SPIN follows the open source mantra release early release often, and all features and schedules are available in the Roadmap.

By test driven we intend that all new functionality is checked in with a corresponding functional test. The minimum test level is functional not unit. For example:

  • Adding two integers does not require a unit test.
  • Adding a new feature or fixing a bug requires a functional test.

Our Continuous Integration process is powered by Maven and Bamboo. Note the following conventions:

  • Committers - Before you check in a change please ensure that the build completes locally. For example: trunk$ mvn clean install
  • Bamboo continuously checks for changes to the source repository.
  • After every check in, Bamboo runs the complete build, including tests.
  • When the build completes, the built artifacts (jars, wars, and more) are deployed to our Maven repository.  This ensures that developers always have up-to-date versions of all dependencies.
  • Bamboo runs integration tests across modules in the spin/integration project.

Release Early Release Often

Releasing often means short, iterative lifecycles that are tracked as issues, not waterfall-style specifications.

Larger issues are addressed and recorded in the spin-dev weekly meetings.

Please keep project members up to date with what you are doing by using the SPIN mailing lists.

You Break It You Bought It

If you break the build please fix the build or acknowledge that we will revert your changes.

You Branch It You Own It

If you make changes in a branch, please keep everyone posted via the SPIN mailing lists. When you are done with the branch, please see Clint about merging your changes back into the trunk.
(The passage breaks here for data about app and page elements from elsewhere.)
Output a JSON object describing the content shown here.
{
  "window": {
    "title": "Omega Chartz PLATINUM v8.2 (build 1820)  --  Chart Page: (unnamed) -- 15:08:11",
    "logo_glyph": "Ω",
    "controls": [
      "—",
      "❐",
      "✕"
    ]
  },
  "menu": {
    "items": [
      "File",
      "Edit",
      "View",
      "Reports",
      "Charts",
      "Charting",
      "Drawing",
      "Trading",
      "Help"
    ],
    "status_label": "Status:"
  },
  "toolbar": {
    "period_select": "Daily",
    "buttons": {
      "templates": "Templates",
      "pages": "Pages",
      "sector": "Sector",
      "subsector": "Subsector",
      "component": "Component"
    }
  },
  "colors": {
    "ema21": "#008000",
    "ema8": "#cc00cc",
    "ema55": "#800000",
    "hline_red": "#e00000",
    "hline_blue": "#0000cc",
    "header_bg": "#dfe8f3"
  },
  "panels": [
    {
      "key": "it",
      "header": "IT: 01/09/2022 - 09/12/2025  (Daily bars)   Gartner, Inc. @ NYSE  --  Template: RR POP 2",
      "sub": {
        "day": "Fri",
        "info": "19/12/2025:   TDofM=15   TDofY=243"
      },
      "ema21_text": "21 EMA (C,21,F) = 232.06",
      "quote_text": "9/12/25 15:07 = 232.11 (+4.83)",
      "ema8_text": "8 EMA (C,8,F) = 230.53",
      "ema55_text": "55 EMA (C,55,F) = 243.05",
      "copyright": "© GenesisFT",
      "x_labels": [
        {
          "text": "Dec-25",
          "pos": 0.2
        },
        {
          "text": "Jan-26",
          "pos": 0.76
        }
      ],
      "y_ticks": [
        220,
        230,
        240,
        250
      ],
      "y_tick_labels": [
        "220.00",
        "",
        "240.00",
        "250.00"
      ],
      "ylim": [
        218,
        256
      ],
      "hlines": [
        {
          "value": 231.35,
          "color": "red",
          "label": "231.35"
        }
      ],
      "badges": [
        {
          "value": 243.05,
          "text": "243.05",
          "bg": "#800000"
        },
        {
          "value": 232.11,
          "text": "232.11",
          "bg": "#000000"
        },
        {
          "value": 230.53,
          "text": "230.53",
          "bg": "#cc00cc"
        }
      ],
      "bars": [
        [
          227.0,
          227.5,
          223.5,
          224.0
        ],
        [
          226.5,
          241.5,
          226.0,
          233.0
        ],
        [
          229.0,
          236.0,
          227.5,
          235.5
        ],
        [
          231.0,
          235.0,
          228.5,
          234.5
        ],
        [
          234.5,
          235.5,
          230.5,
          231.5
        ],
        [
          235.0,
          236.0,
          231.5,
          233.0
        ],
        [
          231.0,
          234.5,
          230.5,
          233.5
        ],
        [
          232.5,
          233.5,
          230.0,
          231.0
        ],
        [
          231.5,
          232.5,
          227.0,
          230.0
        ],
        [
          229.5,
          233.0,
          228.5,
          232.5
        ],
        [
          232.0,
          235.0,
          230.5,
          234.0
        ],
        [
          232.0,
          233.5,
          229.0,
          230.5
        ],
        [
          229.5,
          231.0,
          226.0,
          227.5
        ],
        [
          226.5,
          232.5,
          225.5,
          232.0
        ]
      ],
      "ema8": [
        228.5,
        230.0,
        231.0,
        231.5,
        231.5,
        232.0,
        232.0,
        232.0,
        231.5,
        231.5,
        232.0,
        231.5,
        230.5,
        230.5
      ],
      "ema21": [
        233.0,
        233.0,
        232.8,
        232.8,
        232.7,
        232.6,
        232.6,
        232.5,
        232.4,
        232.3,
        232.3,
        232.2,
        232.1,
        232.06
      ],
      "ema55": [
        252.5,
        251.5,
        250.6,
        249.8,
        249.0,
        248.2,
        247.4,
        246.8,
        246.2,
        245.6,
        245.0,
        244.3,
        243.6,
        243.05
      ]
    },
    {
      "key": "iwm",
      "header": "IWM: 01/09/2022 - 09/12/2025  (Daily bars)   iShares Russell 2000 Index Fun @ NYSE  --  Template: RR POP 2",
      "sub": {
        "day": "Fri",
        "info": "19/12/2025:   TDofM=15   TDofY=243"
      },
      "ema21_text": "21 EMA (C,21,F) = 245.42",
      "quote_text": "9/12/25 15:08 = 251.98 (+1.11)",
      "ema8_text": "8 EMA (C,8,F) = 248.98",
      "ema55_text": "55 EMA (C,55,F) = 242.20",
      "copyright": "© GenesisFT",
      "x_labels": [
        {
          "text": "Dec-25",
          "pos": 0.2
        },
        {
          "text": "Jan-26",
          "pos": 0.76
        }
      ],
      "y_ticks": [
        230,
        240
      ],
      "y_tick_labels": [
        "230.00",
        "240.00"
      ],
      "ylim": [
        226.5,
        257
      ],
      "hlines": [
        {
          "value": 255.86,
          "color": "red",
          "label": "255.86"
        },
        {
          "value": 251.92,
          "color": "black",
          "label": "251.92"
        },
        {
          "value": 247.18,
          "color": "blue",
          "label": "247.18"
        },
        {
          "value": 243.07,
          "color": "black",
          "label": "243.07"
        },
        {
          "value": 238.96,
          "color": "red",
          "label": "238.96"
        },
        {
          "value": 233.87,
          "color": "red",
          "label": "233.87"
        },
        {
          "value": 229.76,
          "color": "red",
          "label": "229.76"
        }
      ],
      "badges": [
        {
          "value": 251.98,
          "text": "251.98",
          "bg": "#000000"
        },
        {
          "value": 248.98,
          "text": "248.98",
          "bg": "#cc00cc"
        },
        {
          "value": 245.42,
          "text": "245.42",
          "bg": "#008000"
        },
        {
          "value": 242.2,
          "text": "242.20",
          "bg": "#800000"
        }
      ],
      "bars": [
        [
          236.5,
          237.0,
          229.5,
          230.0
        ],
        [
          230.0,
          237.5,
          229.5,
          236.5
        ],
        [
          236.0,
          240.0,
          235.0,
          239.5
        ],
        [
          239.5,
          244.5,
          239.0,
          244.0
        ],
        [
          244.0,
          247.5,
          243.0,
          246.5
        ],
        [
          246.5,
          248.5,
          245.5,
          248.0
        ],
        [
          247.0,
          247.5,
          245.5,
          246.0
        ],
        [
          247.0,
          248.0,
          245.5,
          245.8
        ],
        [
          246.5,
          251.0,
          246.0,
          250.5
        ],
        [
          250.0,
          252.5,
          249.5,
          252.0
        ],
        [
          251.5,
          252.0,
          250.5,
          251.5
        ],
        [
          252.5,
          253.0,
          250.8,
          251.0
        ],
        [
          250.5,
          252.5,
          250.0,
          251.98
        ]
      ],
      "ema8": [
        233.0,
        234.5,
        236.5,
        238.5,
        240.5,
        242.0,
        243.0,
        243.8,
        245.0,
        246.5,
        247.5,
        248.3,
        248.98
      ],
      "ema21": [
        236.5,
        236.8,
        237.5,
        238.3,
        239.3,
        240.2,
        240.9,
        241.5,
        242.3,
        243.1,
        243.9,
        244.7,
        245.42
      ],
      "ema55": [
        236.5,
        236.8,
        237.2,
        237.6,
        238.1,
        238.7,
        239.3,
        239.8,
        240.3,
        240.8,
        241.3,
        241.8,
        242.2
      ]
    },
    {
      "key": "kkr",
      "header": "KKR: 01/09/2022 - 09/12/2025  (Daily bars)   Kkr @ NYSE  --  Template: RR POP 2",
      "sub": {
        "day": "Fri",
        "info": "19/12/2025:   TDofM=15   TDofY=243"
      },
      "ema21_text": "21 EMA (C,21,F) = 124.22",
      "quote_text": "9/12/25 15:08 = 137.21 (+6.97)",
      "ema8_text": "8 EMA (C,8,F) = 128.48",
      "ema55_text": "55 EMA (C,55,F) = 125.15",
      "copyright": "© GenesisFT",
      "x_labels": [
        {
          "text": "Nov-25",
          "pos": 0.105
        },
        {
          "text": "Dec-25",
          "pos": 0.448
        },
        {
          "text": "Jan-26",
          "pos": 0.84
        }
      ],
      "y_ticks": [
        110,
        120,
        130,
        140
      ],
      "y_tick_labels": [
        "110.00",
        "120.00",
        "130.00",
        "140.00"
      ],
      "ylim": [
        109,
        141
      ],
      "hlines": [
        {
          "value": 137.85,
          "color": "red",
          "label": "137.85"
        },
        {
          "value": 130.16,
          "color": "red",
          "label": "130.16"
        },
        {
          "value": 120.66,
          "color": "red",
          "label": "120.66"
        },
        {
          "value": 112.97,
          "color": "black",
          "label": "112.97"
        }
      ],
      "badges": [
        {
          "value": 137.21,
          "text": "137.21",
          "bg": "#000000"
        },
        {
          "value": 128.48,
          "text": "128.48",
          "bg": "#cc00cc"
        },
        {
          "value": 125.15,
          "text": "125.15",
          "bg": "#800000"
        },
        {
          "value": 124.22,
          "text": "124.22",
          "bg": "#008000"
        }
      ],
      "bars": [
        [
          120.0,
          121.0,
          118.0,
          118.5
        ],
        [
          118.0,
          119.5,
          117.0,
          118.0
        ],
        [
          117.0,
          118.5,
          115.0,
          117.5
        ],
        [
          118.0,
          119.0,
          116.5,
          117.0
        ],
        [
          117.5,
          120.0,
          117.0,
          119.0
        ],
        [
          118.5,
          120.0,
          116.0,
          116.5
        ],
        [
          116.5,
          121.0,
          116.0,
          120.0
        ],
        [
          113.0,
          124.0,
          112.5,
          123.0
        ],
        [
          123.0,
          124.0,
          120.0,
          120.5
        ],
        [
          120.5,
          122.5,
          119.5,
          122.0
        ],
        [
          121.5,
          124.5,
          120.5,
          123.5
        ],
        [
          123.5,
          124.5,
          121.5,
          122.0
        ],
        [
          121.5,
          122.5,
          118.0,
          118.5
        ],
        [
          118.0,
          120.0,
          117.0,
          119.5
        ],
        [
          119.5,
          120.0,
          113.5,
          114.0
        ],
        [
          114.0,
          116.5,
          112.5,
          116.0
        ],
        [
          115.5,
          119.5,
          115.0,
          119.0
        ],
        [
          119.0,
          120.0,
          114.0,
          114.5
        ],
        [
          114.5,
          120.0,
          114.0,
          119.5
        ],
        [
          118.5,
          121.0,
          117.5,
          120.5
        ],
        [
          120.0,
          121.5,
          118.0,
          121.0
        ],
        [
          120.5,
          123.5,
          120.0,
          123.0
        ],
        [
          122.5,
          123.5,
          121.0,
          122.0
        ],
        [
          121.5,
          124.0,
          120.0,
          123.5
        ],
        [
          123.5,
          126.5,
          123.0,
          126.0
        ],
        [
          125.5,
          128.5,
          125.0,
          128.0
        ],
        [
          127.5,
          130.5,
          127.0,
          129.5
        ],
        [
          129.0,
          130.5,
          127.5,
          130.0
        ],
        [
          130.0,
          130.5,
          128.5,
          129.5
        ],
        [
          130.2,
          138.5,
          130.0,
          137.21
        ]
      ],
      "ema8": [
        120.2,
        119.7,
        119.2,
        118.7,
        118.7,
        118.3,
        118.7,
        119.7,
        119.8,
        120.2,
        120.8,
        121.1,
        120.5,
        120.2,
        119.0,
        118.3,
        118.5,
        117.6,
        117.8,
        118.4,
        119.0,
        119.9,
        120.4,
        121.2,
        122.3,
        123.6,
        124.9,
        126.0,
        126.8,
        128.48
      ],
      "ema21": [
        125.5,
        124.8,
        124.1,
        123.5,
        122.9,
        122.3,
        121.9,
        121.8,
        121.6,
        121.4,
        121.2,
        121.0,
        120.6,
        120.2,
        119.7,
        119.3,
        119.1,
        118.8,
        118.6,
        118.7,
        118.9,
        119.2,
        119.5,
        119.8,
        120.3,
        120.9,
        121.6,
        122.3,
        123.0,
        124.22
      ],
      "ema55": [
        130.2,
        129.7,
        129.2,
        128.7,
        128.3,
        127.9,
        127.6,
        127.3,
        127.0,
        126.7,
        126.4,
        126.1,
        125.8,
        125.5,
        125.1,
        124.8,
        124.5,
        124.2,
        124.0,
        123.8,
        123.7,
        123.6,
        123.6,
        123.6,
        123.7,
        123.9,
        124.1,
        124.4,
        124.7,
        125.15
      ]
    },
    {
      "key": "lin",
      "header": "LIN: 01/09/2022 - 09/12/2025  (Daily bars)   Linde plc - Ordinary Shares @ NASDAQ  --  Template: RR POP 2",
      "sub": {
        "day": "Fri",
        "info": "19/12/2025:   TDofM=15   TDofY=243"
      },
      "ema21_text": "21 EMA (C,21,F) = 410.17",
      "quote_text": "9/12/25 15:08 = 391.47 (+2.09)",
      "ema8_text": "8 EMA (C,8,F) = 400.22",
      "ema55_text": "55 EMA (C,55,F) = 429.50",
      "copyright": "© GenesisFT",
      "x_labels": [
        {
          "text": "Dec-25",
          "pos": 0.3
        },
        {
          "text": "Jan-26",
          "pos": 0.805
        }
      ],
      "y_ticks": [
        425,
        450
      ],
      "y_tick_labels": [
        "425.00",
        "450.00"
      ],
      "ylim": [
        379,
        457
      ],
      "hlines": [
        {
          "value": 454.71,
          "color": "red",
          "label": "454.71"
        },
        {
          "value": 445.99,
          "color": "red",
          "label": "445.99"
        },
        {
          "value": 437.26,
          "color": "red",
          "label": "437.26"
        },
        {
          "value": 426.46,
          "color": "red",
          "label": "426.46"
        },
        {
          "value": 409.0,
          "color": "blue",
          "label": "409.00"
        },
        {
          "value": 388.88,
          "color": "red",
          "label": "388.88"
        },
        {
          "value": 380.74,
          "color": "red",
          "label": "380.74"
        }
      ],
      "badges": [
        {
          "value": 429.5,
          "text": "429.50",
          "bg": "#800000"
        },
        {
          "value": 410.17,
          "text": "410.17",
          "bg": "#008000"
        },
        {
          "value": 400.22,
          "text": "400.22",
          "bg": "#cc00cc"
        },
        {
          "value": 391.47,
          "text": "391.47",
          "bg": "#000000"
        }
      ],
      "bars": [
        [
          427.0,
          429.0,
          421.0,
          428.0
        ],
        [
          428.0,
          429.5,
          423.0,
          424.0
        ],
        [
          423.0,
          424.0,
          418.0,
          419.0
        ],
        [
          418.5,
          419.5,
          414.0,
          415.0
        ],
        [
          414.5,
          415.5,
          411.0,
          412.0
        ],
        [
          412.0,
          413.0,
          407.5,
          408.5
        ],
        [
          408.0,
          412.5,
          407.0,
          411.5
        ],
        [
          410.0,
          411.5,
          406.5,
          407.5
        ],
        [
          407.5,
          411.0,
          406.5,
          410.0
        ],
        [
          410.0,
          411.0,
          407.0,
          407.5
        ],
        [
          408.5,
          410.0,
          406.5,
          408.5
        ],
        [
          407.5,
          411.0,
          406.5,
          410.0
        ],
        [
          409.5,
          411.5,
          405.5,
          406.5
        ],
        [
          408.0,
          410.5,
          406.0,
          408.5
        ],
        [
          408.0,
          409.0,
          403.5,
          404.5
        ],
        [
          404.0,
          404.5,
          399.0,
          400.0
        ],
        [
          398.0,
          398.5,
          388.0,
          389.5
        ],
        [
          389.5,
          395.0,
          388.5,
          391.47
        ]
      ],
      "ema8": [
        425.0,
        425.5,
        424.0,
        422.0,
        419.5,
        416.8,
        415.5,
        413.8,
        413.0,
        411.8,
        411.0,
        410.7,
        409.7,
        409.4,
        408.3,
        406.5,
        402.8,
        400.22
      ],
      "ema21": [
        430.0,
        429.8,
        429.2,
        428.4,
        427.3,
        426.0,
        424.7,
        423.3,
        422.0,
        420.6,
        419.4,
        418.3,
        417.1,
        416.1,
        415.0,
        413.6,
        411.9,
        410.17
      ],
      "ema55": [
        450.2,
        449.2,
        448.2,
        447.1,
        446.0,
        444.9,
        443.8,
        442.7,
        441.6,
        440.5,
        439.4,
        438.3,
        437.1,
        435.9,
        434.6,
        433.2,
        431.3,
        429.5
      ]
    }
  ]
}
Branches are rare, and mostly occur to accommodate a stable release while trunk development continues. For example, after releasing 1.7 we made numerous point fixes while trunk development continued. All changes were merged back into trunk.

Four Extensions No Forks

The SPIN extensions have been written time and time again without forking the codebase. Even with distributed development and often conflicting schedules, we have managed to keep one codebase for all extensions.
Please respect this time had tradition.